Abstract:In the pursuit of enhancing software reusability and developer productivity, code search has emerged as a key area, aimed at retrieving code snippets relevant to functionalities based on natural language queries. Despite significant progress in self-supervised code pre-training utilizing the vast amount of code data in repositories, existing methods have primarily focused on leveraging contrastive learning to align natural language with function-level code snippets. These studies have overlooked the abundance of fine-grained (such as block-level and statement-level) code snippets prevalent within the function-level code snippets, which results in suboptimal performance across all levels of granularity. To address this problem, we first construct a multi-granularity code search dataset called MGCodeSearchNet, which contains 536K+ pairs of natural language and code snippets. Subsequently, we introduce a novel Multi-Granularity Self-Supervised contrastive learning code Search framework (MGS$^{3}$}). First, MGS$^{3}$ features a Hierarchical Multi-Granularity Representation module (HMGR), which leverages syntactic structural relationships for hierarchical representation and aggregates fine-grained information into coarser-grained representations.
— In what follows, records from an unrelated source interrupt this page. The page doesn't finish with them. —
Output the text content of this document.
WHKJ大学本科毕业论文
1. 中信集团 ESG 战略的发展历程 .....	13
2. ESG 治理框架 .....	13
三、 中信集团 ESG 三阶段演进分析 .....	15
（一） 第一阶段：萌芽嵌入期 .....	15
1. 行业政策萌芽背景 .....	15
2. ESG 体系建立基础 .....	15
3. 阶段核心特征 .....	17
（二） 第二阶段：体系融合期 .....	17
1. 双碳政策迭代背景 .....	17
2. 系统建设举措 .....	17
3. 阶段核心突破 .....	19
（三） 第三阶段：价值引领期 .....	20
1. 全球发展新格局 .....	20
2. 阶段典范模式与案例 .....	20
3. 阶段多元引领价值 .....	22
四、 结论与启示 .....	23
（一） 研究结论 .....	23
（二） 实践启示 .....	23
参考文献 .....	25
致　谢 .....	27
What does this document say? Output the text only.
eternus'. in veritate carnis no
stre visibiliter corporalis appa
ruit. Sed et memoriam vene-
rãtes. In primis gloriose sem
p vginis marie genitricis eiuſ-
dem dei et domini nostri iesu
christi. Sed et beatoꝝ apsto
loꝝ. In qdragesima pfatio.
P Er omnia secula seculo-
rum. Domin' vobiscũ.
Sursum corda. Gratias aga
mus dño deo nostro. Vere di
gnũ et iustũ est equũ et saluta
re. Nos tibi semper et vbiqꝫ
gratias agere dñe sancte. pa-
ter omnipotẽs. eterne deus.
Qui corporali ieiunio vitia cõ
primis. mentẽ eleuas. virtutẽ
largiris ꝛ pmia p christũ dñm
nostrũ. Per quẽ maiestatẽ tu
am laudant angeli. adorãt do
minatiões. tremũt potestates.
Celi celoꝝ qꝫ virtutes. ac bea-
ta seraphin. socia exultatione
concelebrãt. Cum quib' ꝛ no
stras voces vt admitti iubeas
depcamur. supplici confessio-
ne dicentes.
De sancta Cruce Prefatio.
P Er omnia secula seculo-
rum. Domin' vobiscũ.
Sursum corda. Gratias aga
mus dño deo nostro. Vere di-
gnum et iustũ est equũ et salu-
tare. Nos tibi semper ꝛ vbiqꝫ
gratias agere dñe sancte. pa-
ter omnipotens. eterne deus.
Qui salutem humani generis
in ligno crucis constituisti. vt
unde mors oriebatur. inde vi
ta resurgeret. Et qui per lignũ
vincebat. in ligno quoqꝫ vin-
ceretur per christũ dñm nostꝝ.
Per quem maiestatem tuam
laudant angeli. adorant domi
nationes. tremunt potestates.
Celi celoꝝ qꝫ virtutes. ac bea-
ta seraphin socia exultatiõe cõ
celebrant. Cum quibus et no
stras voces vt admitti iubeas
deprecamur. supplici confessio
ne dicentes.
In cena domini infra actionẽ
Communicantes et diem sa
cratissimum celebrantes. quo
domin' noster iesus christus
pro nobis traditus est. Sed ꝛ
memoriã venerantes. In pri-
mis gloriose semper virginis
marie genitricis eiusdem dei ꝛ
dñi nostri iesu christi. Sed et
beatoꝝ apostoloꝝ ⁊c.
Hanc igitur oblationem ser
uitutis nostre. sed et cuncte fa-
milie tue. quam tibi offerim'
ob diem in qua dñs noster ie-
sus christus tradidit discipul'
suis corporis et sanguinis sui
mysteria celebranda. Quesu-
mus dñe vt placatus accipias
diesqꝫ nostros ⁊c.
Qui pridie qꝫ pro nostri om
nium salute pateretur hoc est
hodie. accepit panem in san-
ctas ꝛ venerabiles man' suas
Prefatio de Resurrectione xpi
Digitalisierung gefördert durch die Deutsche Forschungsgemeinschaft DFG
Then, during the contrastive learning phase, we endeavor to construct positive samples of the same granularity for fine-grained code, and introduce in-function negative samples for fine-grained code. Finally, we conduct extensive experiments on code search benchmarks across various granularities, demonstrating that the framework exhibits outstanding performance in code search tasks of multiple granularities. These experiments also showcase its model-agnostic nature and compatibility with existing pre-trained code representation models.